Nанami Momozono n’a plus de maison quand l’histoire commence : son père a laissé les dettes derrière lui, et la voilà propulsée gardienne d’un sanctuaire presque abandonné. À peine arrivée, elle doit composer avec des esprits, des dieux locaux et surtout Tomoe, familier renard aussi puissant qu’insupportable. Divine Nanami part d’une situation de comédie romantique très simple, puis l’ouvre vers un folklore japonais vivant, peuplé de yokai, de pactes et de promesses qui comptent.
La série est signée Julietta Suzuki, déjà remarquée pour Karakuri Odette. Elle démarre en 2008 dans le magazine Hana to Yume de Hakusensha et se boucle en 2016 sur 25 volumes.

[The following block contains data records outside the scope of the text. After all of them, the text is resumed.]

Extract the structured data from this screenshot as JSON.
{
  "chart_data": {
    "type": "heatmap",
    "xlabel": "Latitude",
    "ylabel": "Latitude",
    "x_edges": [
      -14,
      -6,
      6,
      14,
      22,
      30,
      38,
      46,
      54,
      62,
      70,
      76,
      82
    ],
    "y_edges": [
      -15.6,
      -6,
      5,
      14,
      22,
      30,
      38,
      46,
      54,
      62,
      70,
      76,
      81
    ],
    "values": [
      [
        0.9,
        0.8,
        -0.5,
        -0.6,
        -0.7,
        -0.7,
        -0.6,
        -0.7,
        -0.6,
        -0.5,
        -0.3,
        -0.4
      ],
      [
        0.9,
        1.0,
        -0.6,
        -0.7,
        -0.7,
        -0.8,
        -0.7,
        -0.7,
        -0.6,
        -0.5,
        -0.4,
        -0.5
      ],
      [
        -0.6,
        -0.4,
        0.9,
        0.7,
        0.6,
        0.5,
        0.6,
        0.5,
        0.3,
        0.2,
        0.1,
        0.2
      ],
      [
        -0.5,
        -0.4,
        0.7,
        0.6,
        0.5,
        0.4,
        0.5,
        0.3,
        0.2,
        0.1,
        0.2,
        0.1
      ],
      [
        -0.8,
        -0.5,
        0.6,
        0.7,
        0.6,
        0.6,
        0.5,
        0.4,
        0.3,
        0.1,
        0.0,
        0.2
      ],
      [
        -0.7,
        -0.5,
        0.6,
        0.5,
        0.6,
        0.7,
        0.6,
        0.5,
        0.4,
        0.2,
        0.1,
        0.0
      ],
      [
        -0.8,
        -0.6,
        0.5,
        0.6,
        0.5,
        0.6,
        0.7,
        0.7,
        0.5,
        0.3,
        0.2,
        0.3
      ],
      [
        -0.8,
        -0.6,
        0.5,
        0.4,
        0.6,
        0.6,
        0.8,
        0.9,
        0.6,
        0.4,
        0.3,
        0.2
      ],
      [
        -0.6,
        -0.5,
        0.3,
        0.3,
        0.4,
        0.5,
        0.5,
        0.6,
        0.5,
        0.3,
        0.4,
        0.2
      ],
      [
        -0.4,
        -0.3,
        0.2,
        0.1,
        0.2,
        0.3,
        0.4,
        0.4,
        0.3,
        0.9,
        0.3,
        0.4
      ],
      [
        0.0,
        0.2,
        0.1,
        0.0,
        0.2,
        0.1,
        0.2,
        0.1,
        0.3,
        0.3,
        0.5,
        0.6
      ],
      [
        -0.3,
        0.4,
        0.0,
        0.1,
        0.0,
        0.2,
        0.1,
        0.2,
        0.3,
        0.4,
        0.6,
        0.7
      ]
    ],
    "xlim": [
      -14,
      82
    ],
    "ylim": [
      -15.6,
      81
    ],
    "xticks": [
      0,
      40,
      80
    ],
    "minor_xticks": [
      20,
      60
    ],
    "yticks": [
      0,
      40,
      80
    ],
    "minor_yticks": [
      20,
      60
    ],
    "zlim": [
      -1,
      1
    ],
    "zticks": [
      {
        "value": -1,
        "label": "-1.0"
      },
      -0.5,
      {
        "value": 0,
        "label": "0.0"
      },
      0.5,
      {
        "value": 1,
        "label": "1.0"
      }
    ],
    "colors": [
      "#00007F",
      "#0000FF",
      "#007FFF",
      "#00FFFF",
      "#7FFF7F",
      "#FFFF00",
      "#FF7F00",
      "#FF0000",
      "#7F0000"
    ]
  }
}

En France, l’édition Delcourt/Tonkam a suivi ce découpage entre 2011 et 2017, ce qui en fait une collection facile à repérer en rayon comme en occasion.
Avec le recul, Divine Nanami fait partie des shôjo des années 2010 qui ont vraiment duré : huit ans de prépublication, une adaptation animée lancée en 2012, puis une seconde saison en 2015, sans compter plusieurs OAD liées à la fin du manga. Ce n’est pas un titre de mode retombé aussitôt lu : il garde un vrai public grâce à son équilibre entre romance, humour et surnaturel. Pour collectionner, le point de départ le plus simple reste l’édition française standard en 25 tomes, fidèle à la série complète japonaise.